Aymar's hand suddenly gripped the blanket.
"Tell me one thing," he said in a whisper which, nevertheless, Laurent heard well enough. "Was I . . . delirious . . . last night?"
"You had that—misfortune," replied the old surgeon, and stood looking down at him, his little gimlet eyes almost invisible under a frown. Then, as the young man in the bed flung his arm across his own eyes, M. Perrelet abruptly brushed away something—a fly perhaps—below his spectacles, and on that Laurent, very uncomfortable at having eavesdropped, came openly in.
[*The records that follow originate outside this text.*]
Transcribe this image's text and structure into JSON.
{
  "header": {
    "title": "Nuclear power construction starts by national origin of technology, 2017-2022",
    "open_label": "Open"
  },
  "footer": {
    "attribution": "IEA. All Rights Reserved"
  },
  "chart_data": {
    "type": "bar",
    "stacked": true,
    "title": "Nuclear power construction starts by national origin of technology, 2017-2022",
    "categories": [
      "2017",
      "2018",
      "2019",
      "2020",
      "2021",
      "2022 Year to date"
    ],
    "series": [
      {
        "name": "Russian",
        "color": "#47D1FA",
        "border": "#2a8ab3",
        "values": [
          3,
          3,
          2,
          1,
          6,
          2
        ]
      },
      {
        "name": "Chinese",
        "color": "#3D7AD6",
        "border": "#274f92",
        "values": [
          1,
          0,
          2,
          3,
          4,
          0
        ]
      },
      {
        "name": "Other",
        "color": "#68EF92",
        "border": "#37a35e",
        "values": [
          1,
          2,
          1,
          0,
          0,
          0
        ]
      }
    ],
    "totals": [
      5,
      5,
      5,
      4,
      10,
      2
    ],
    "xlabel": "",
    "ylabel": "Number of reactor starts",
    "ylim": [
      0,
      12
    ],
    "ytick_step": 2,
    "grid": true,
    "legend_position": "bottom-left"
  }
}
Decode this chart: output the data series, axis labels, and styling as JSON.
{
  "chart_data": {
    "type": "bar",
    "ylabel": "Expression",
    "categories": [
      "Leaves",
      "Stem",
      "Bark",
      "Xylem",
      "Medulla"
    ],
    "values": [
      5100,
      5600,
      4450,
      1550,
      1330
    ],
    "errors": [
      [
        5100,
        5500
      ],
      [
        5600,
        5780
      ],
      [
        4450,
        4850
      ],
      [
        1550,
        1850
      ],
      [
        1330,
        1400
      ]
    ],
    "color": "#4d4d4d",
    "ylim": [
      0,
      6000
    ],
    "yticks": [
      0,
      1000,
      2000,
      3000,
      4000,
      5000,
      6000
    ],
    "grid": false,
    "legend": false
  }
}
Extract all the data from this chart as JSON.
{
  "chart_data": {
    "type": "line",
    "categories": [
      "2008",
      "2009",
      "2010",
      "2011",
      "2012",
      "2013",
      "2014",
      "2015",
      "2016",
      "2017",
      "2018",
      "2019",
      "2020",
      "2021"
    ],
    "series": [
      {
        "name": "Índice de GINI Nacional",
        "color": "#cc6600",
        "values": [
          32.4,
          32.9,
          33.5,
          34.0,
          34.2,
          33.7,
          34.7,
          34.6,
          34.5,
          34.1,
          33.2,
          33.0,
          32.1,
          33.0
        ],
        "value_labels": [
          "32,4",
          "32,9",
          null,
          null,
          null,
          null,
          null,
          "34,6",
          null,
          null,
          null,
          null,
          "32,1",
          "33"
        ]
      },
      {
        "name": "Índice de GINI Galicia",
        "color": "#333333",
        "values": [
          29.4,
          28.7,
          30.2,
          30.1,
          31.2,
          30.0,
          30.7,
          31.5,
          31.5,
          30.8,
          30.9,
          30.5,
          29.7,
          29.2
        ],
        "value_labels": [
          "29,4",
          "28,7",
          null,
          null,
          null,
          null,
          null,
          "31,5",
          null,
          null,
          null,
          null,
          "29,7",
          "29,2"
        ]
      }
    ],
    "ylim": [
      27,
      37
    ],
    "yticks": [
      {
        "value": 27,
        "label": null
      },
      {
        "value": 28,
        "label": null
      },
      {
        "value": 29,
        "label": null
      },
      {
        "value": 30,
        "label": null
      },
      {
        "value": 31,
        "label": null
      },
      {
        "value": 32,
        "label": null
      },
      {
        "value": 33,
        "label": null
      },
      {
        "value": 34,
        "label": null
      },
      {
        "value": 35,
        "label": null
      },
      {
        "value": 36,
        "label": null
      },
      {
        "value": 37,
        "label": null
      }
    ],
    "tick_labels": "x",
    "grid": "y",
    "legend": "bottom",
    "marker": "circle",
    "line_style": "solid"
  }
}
"Ah, Monsieur de Courtomer," said the doctor, "I can leave my patient with every confidence in your hands now, for the time that you are here. He will not need me any more."
And Aymar said, in a strange, suffocated voice, "I have nothing to offer you, Monsieur Perrelet, in exchange for my life, but thanks, which are . . . equally worthless."
"They are good enough," returned M. Perrelet roughly, "for an old fool." And without another word he walked out of the bedroom.
Laurent, puzzled and embarrassed, followed him.
"M. de la Rocheterie is all right," said M. Perrelet in an unenthusiastic voice, his foot on the step of his gig. "There is no more danger of pulmonary trouble, though he has had the nearest escape from congestion of the lungs that I ever came across."